Bende susar mıyım ona dönüp sert bir sesle

"Senin gibi eşek olmaktansa inek olmayı yeğlerim" dedim. Kız tam benim saçlarıma  yapışacakken Başak araya girdi ve

"Cevap bulamadın dimi eşek"dedi son kelimeyi uzatarak. Nehir cevap veremeden hoca içeri girdi ve hepimiz yerlerimize oturduk .
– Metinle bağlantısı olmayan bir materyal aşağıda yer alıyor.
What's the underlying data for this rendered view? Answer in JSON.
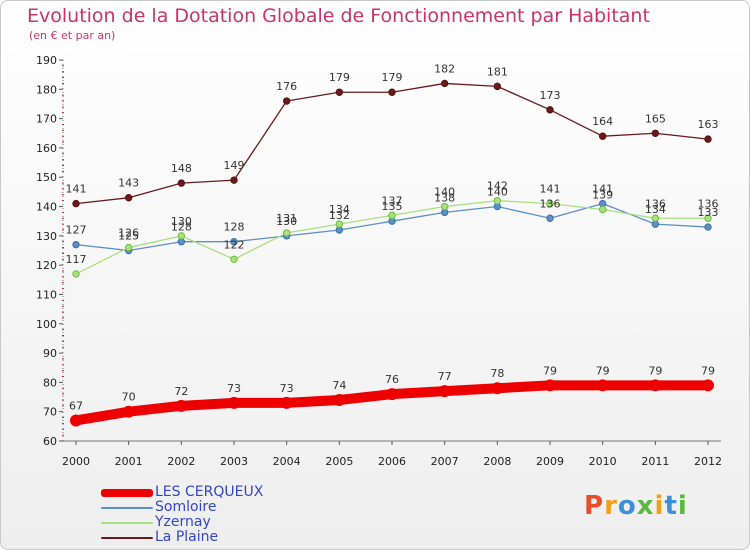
{
  "title": "Evolution de la Dotation Globale de Fonctionnement par Habitant",
  "subtitle": "(en € et par an)",
  "brand": {
    "text": "Proxiti",
    "letters": [
      {
        "ch": "P",
        "color": "#e94b2b"
      },
      {
        "ch": "r",
        "color": "#f0a018"
      },
      {
        "ch": "o",
        "color": "#3d8fd8"
      },
      {
        "ch": "x",
        "color": "#5ab83e"
      },
      {
        "ch": "i",
        "color": "#f0a018"
      },
      {
        "ch": "t",
        "color": "#3d8fd8"
      },
      {
        "ch": "i",
        "color": "#5ab83e"
      }
    ]
  },
  "chart_data": {
    "type": "line",
    "title": "Evolution de la Dotation Globale de Fonctionnement par Habitant",
    "subtitle": "(en € et par an)",
    "xlabel": "",
    "ylabel": "",
    "categories": [
      "2000",
      "2001",
      "2002",
      "2003",
      "2004",
      "2005",
      "2006",
      "2007",
      "2008",
      "2009",
      "2010",
      "2011",
      "2012"
    ],
    "ylim": [
      60,
      190
    ],
    "yticks": [
      60,
      70,
      80,
      90,
      100,
      110,
      120,
      130,
      140,
      150,
      160,
      170,
      180,
      190
    ],
    "grid": false,
    "legend_position": "bottom-left",
    "series": [
      {
        "name": "LES CERQUEUX",
        "color": "#ee0000",
        "emphasis": true,
        "values": [
          67,
          70,
          72,
          73,
          73,
          74,
          76,
          77,
          78,
          79,
          79,
          79,
          79
        ]
      },
      {
        "name": "Somloire",
        "color": "#5b8fc8",
        "values": [
          127,
          125,
          128,
          128,
          130,
          132,
          135,
          138,
          140,
          136,
          141,
          134,
          133
        ]
      },
      {
        "name": "Yzernay",
        "color": "#a8e080",
        "values": [
          117,
          126,
          130,
          122,
          131,
          134,
          137,
          140,
          142,
          141,
          139,
          136,
          136
        ]
      },
      {
        "name": "La Plaine",
        "color": "#6b1a1a",
        "values": [
          141,
          143,
          148,
          149,
          176,
          179,
          179,
          182,
          181,
          173,
          164,
          165,
          163
        ]
      }
    ]
  }
}
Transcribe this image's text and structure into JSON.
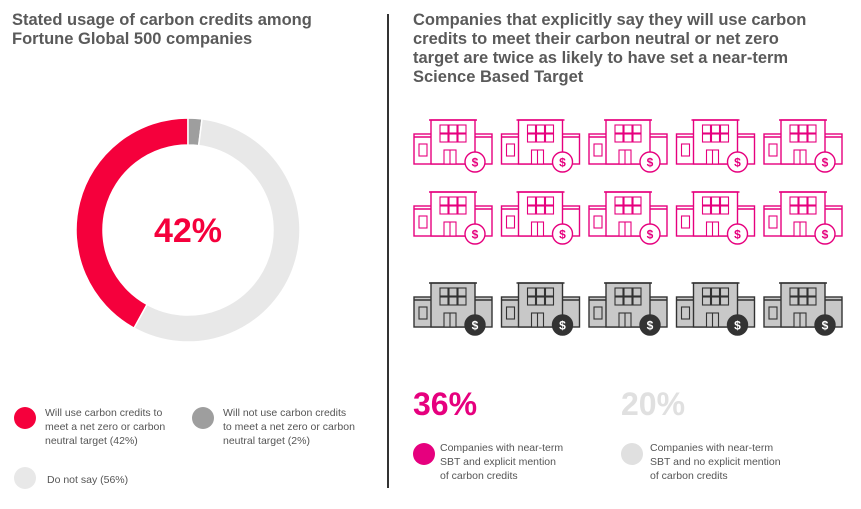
{
  "chart_data": [
    {
      "type": "pie",
      "title": "Stated usage of carbon credits among\nFortune Global 500 companies",
      "center_label": "42%",
      "slices": [
        {
          "label": "Will use carbon credits to\nmeet a net zero or carbon\nneutral target (42%)",
          "value": 42,
          "color": "#f5003c"
        },
        {
          "label": "Will not use carbon credits\nto meet a net zero or carbon\nneutral target (2%)",
          "value": 2,
          "color": "#9e9e9e"
        },
        {
          "label": "Do not say (56%)",
          "value": 56,
          "color": "#e8e8e8"
        }
      ]
    },
    {
      "type": "pictogram",
      "title": "Companies that explicitly say they will use carbon\ncredits to meet their carbon neutral or net zero\ntarget are twice as likely to have set a near-term\nScience Based Target",
      "rows": [
        {
          "count": 5,
          "color": "#e6007e"
        },
        {
          "count": 5,
          "color": "#e6007e"
        },
        {
          "count": 5,
          "color": "#8a8a8a"
        }
      ],
      "stats": [
        {
          "value": "36%",
          "label": "Companies with near-term\nSBT and explicit mention\nof carbon credits",
          "color": "#e6007e"
        },
        {
          "value": "20%",
          "label": "Companies with near-term\nSBT and no explicit mention\nof carbon credits",
          "color": "#e0e0e0"
        }
      ]
    }
  ],
  "icons": {
    "building": "building-dollar-icon"
  }
}
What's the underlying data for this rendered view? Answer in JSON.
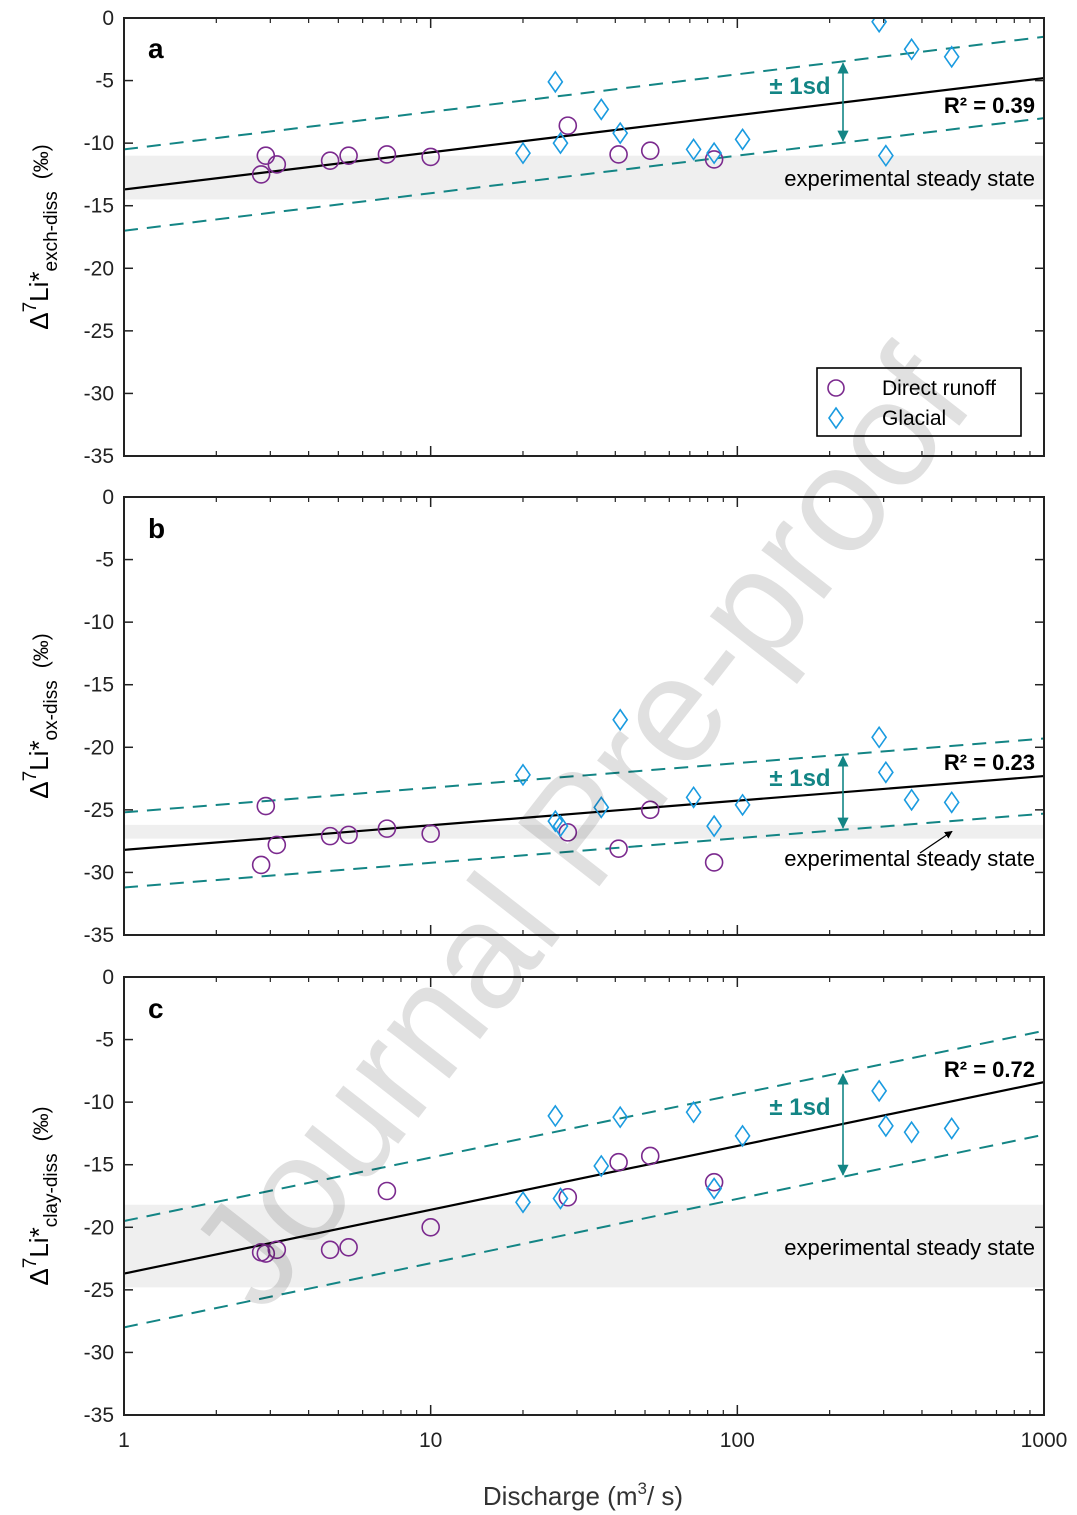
{
  "colors": {
    "direct_runoff": "#7b2a8e",
    "glacial": "#1a9be0",
    "fit": "#000000",
    "sd_lines": "#138585",
    "steady_state_band": "#efefef",
    "axis": "#222222"
  },
  "xlabel": "Discharge (m³/ s)",
  "xlabel_parts": {
    "pre": "Discharge (m",
    "sup": "3",
    "post": "/ s)"
  },
  "xticks": [
    "1",
    "10",
    "100",
    "1000"
  ],
  "yticks": [
    "0",
    "-5",
    "-10",
    "-15",
    "-20",
    "-25",
    "-30",
    "-35"
  ],
  "watermark": "Journal Pre-proof",
  "legend": [
    {
      "label": "Direct runoff",
      "marker": "circle"
    },
    {
      "label": "Glacial",
      "marker": "diamond"
    }
  ],
  "chart_data": [
    {
      "type": "scatter",
      "panel": "a",
      "ylabel": {
        "prefix": "Δ",
        "sup": "7",
        "main": "Li*",
        "sub": "exch-diss",
        "unit": "(‰)"
      },
      "x_scale": "log",
      "xlim": [
        1,
        1000
      ],
      "ylim": [
        -35,
        0
      ],
      "grid": false,
      "legend_placement": "bottom-right",
      "r2_label": "R² = 0.39",
      "sd_label": "± 1sd",
      "steady_state_label": "experimental steady state",
      "steady_state_range": [
        -14.5,
        -11
      ],
      "fit_line": {
        "x": [
          1,
          1000
        ],
        "y": [
          -13.7,
          -4.8
        ]
      },
      "sd_upper": {
        "x": [
          1,
          1000
        ],
        "y": [
          -10.5,
          -1.5
        ]
      },
      "sd_lower": {
        "x": [
          1,
          1000
        ],
        "y": [
          -17,
          -8
        ]
      },
      "series": [
        {
          "name": "Direct runoff",
          "marker": "circle",
          "points": [
            [
              2.8,
              -12.5
            ],
            [
              2.9,
              -11
            ],
            [
              3.15,
              -11.7
            ],
            [
              4.7,
              -11.4
            ],
            [
              5.4,
              -11
            ],
            [
              7.2,
              -10.9
            ],
            [
              10,
              -11.1
            ],
            [
              28,
              -8.6
            ],
            [
              41,
              -10.9
            ],
            [
              52,
              -10.6
            ],
            [
              84,
              -11.3
            ]
          ]
        },
        {
          "name": "Glacial",
          "marker": "diamond",
          "points": [
            [
              20,
              -10.8
            ],
            [
              25.5,
              -5.1
            ],
            [
              26.5,
              -10
            ],
            [
              36,
              -7.3
            ],
            [
              41.5,
              -9.2
            ],
            [
              72,
              -10.5
            ],
            [
              84,
              -10.8
            ],
            [
              104,
              -9.7
            ],
            [
              290,
              -0.3
            ],
            [
              305,
              -11
            ],
            [
              370,
              -2.5
            ],
            [
              500,
              -3.1
            ]
          ]
        }
      ]
    },
    {
      "type": "scatter",
      "panel": "b",
      "ylabel": {
        "prefix": "Δ",
        "sup": "7",
        "main": "Li*",
        "sub": "ox-diss",
        "unit": "(‰)"
      },
      "x_scale": "log",
      "xlim": [
        1,
        1000
      ],
      "ylim": [
        -35,
        0
      ],
      "grid": false,
      "r2_label": "R² = 0.23",
      "sd_label": "± 1sd",
      "steady_state_label": "experimental steady state",
      "steady_state_range": [
        -27.3,
        -26.2
      ],
      "fit_line": {
        "x": [
          1,
          1000
        ],
        "y": [
          -28.2,
          -22.3
        ]
      },
      "sd_upper": {
        "x": [
          1,
          1000
        ],
        "y": [
          -25.2,
          -19.3
        ]
      },
      "sd_lower": {
        "x": [
          1,
          1000
        ],
        "y": [
          -31.2,
          -25.3
        ]
      },
      "series": [
        {
          "name": "Direct runoff",
          "marker": "circle",
          "points": [
            [
              2.8,
              -29.4
            ],
            [
              2.9,
              -24.7
            ],
            [
              3.15,
              -27.8
            ],
            [
              4.7,
              -27.1
            ],
            [
              5.4,
              -27
            ],
            [
              7.2,
              -26.5
            ],
            [
              10,
              -26.9
            ],
            [
              28,
              -26.8
            ],
            [
              41,
              -28.1
            ],
            [
              52,
              -25
            ],
            [
              84,
              -29.2
            ]
          ]
        },
        {
          "name": "Glacial",
          "marker": "diamond",
          "points": [
            [
              20,
              -22.2
            ],
            [
              25.5,
              -25.9
            ],
            [
              26.5,
              -26.3
            ],
            [
              36,
              -24.8
            ],
            [
              41.5,
              -17.8
            ],
            [
              72,
              -24
            ],
            [
              84,
              -26.3
            ],
            [
              104,
              -24.6
            ],
            [
              290,
              -19.2
            ],
            [
              305,
              -22
            ],
            [
              370,
              -24.2
            ],
            [
              500,
              -24.4
            ]
          ]
        }
      ]
    },
    {
      "type": "scatter",
      "panel": "c",
      "ylabel": {
        "prefix": "Δ",
        "sup": "7",
        "main": "Li*",
        "sub": "clay-diss",
        "unit": "(‰)"
      },
      "x_scale": "log",
      "xlim": [
        1,
        1000
      ],
      "ylim": [
        -35,
        0
      ],
      "grid": false,
      "r2_label": "R² = 0.72",
      "sd_label": "± 1sd",
      "steady_state_label": "experimental steady state",
      "steady_state_range": [
        -24.8,
        -18.2
      ],
      "fit_line": {
        "x": [
          1,
          1000
        ],
        "y": [
          -23.7,
          -8.4
        ]
      },
      "sd_upper": {
        "x": [
          1,
          1000
        ],
        "y": [
          -19.5,
          -4.3
        ]
      },
      "sd_lower": {
        "x": [
          1,
          1000
        ],
        "y": [
          -28,
          -12.6
        ]
      },
      "series": [
        {
          "name": "Direct runoff",
          "marker": "circle",
          "points": [
            [
              2.8,
              -22
            ],
            [
              2.9,
              -22.1
            ],
            [
              3.15,
              -21.8
            ],
            [
              4.7,
              -21.8
            ],
            [
              5.4,
              -21.6
            ],
            [
              7.2,
              -17.1
            ],
            [
              10,
              -20
            ],
            [
              28,
              -17.6
            ],
            [
              41,
              -14.8
            ],
            [
              52,
              -14.3
            ],
            [
              84,
              -16.4
            ]
          ]
        },
        {
          "name": "Glacial",
          "marker": "diamond",
          "points": [
            [
              20,
              -18
            ],
            [
              25.5,
              -11.1
            ],
            [
              26.5,
              -17.7
            ],
            [
              36,
              -15.1
            ],
            [
              41.5,
              -11.2
            ],
            [
              72,
              -10.8
            ],
            [
              84,
              -16.9
            ],
            [
              104,
              -12.7
            ],
            [
              290,
              -9.1
            ],
            [
              305,
              -11.9
            ],
            [
              370,
              -12.4
            ],
            [
              500,
              -12.1
            ]
          ]
        }
      ]
    }
  ]
}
Bu işin burada kalmayacağını biliyordum ama neyse ki diğer ders sınav kelebek sistemi olduğu için hepimiz başka sınıflara dağıldık . Ben cam kenarı 3.sırada otururken yanımda ise 9.sınıflardan bir kız oturdu. Ben içimden kız hakkında iç sesle dedikodu yaparken dürtüldüğümü fark ettim ve o sesi duydum

"Transa mı geçtin kızım baksana bir !" diye çığıran bir çocukla karşı karşıya kaldım .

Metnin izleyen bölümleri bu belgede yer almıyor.